Mais de seis milhões de bolivianos decidirão no domingo (21) se autorizam o presidente Evo Morales a se apresentar para um quarto mandato que concluiria em 2025, em um referendo abalado por denúncias de corrupção e pela morte de seis pessoas em um ataque contra uma prefeitura da oposição.
Até semana passada, os partidários da reforma constitucional estavam empatados com os contrários à medida. Mas as acusações que o afetam diretamente começam a mudar o panorama e, segundo pesquisas recentes, os partidários do Não (47%) superam o Sim (27%).
Se o cenário for confirmado, será a primeira derrota direta nos 10 anos no poder de Morales , um dos últimos representantes do chamado “socialismo do século 21”. Anteriormente seu partido havia perdido em 2015 lugares chave nas eleições municipais.
Morales, o primeiro indígena aymara a chegar à presidência, está atingido pelo escândalo do suposto tráfico de influência em favor de sua ex-mulher, Gabriela Zapata, que aos 28 anos é uma alta executiva da empresa chinesa CAMC, com contratos com o Estado no valor de US$ 576 milhões. A Controladoria e o Congresso investigam o tema.
Quase duas semanas depois da denúncia, Morales reagiu em um discurso público: “Que tráfico de influências, tudo é uma montagem da embaixada dos Estados Unidos” para prejudicá-lo no referendo, declarou.
O jornalista que denunciou o caso, Carlos Valverde, chefe de inteligência na década de 1990, foi “agente infiltrado da embaixada dos Estados Unidos”, segundo o ministro da Presidência, Juan Ramón Quintana. Valverde negou a acusação.
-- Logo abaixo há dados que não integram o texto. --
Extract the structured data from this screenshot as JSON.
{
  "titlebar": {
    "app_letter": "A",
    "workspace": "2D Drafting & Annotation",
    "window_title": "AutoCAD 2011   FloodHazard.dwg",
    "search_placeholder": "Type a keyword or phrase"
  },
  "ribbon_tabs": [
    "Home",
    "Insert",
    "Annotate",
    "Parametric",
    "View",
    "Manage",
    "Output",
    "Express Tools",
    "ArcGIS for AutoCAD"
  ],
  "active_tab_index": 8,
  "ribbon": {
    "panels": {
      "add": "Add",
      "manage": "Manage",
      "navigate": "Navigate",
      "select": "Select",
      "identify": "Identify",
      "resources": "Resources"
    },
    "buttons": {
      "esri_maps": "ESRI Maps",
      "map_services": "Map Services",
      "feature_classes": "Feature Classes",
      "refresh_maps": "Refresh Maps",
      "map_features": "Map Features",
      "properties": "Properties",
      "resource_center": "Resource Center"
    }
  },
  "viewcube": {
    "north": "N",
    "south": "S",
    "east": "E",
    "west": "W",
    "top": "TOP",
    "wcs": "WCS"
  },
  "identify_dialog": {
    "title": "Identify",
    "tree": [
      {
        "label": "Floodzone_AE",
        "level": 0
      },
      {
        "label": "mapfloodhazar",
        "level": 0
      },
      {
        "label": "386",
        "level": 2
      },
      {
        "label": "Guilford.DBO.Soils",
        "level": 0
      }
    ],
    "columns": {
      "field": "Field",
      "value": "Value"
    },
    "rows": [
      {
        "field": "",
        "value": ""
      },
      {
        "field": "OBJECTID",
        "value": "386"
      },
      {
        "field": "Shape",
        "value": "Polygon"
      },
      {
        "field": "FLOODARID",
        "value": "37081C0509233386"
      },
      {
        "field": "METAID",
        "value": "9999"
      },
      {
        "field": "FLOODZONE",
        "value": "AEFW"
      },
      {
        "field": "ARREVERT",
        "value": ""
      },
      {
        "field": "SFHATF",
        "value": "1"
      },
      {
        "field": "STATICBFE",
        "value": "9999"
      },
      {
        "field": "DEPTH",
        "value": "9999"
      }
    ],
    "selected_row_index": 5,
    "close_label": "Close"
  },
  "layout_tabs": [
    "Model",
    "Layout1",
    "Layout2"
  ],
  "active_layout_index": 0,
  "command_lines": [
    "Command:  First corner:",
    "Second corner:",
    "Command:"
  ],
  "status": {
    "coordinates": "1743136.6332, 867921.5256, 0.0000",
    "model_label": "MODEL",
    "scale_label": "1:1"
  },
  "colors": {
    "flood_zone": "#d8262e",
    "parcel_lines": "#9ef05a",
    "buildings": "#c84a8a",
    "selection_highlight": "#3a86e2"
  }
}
Morales também pode ser prejudicado pelas consequências de um ataque na quarta-feira contra a prefeitura de El Alto, em poder da oposição, que deixou seis mortos pela inalação da fumaça após os incêndios, provocados supostamente por membros do governista Movimento Ao Socialismo (MAS).
Momento ruim de Evo
Depois de admitir no início que “se o Não vencer, é um direito e, consequentemente, o MAS (seu partido) terá seu candidato”, Morales proclamou recentemente que “no domingo vamos vencer amplamente (...), o povo vai decidir conscientemente e vai faltar tempo para festejar”.
Esta é a primeira vez em que o risco de uma derrota nas urnas ameaça Morales. Em 2006 havia assumido com 54% dos votos, em 2010 com um esmagador 64% e em 2015 obteve com 61% um terceiro mandato que concluirá em 2020, convertendo-se no presidente que permaneceu por mais tempo no poder na Bolívia.
O ex-candidato presidencial Samuel Doria Medina, derrotado duas vezes por Morales, antecipou que a opção “Não” “triunfará com pelo menos dez pontos de vantagem”, também pelas denúncias de corrupção em um contexto indígena que atinge dezenas de dirigentes do MAS, entre eles uma ex-ministra detida preventivamente.
O governo suspeita que o dano econômico pode chegar a pouco mais de US$ 2 milhões pela realização de obras-fantasma, razão pela qual as investigações prosseguem, embora a oposição estime que o dano pode rondar os US$ 140 milhões. Por este caso a ministra de Desenvolvimento Rural, Nemesia Achacollo, próxima ao presidente aymara, renunciou, e há vários dirigentes presos.
Apoio em conquistas econômicas
Enquanto a oposição concentrou sua artilharia na corrupção, Morales e seu vice-presidente Álvaro García Linera - acusado de não ter título acadêmico ou de tramitar irregularmente seu registro de serviço militar - intensificaram seus discursos sobre a bonança econômica vivida pelo país.
Apesar da queda dos preços das matérias primas, a Bolívia - que abastece de gás natural os mercados de Brasil e Argentina - prevê um crescimento de 5% no período 2016-2020.
No entanto, esta propaganda e o discurso governista “não tiveram a força de convencer as pessoas, porque magnificaram a gestão de Morales com mentiras”, segundo o professor universitário Marcelo Varnoux.
Para o cientista político Armando Ortuño, “esta campanha está sendo muito sui generis e é preciso ser prudente”.
No entanto, são os indecisos que poderão definir a votação. “A não ser que ocorra uma grande mudança, devem, in extremis, ser fieis ao seu voto histórico. Com isso e com o voto no exterior”, já seria certa a vitória de Morales, disse.
Por sua vez, o acadêmico Carlos Cordero acredita que “o Não ganhará com uma vantagem de ao menos 10 pontos”. Segundo o analista, contrário a Morales, “quando as gestões passam de dois períodos se tornam opacas, ou seja, impedem a fiscalização e o controle social e é porta aberta para a corrupção”.